Bustle and busyness, petty crimes and medical problems had earned the port the nickname of Rock Harlem among park and concessionaire employees. Though Anna enjoyed her occasional forays into this heart of commerce, she always found its urbanity jarring after the isolation of Amygdaloid.
As she dragged her kayak up between the docks that lined the harbor, she saw a blond woman in the khaki and green uniform of the Student Conservation Association. SCAs were volunteers, often college students, who traded their time for the experience and the joy of summering in a park.
Anna knew her slightly from the training provided for all seasonal employees the first week in June. Her name was Tenner, or Tinkle. No, Tinker, Anna remembered. She was married to a man of twenty-four, about ten years younger than she was. It had been the gossip for a day or two. He called himself Damien and leaned toward black capes and cryptic statements.
The woman had a vague and whimsical nature, as if she believed, along with Liza Minnelli, that reality was something she must rise above. At present she was leading a score of tourists around the one-mile paved nature trail.

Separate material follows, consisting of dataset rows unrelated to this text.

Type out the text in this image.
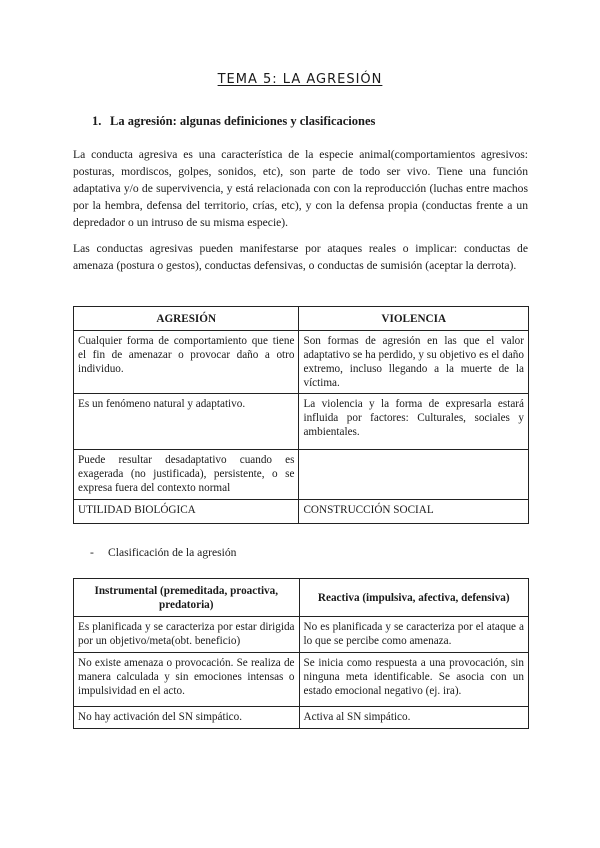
TEMA 5: LA AGRESIÓN
1. La agresión: algunas definiciones y clasificaciones

La conducta agresiva es una característica de la especie animal(comportamientos agresivos: posturas, mordiscos, golpes, sonidos, etc), son parte de todo ser vivo. Tiene una función adaptativa y/o de supervivencia, y está relacionada con con la reproducción (luchas entre machos por la hembra, defensa del territorio, crías, etc), y con la defensa propia (conductas frente a un depredador o un intruso de su misma especie).

Las conductas agresivas pueden manifestarse por ataques reales o implicar: conductas de amenaza (postura o gestos), conductas defensivas, o conductas de sumisión (aceptar la derrota).

AGRESIÓN	VIOLENCIA
Cualquier forma de comportamiento que tiene el fin de amenazar o provocar daño a otro individuo.	Son formas de agresión en las que el valor adaptativo se ha perdido, y su objetivo es el daño extremo, incluso llegando a la muerte de la víctima.
Es un fenómeno natural y adaptativo.	La violencia y la forma de expresarla estará influida por factores: Culturales, sociales y ambientales.
Puede resultar desadaptativo cuando es exagerada (no justificada), persistente, o se expresa fuera del contexto normal	
UTILIDAD BIOLÓGICA	CONSTRUCCIÓN SOCIAL
- Clasificación de la agresión
Instrumental (premeditada, proactiva, predatoria)	Reactiva (impulsiva, afectiva, defensiva)
Es planificada y se caracteriza por estar dirigida por un objetivo/meta(obt. beneficio)	No es planificada y se caracteriza por el ataque a lo que se percibe como amenaza.
No existe amenaza o provocación. Se realiza de manera calculada y sin emociones intensas o impulsividad en el acto.	Se inicia como respuesta a una provocación, sin ninguna meta identificable. Se asocia con un estado emocional negativo (ej. ira).
No hay activación del SN simpático.	Activa al SN simpático.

Anna turned her back on the group and stowed her paddles in the kayak’s hull. If it was one of Tinker’s first nature walks, Anna didn’t want to distract her. Thirty-one years afterward Anna still remembered one devastating moment when she’d looked off stage in the middle of her big moment as Jack Frost to see her grandmother waving from the second row.
On the short walk up from the water, Anna deliberated between a drink and a phone call. The phone call won. ISRO was connected to the mainland by radiophone, and anybody with the right frequency and a passing interest could tune in. But it was the only link with the outside world and Anna was glad to have it.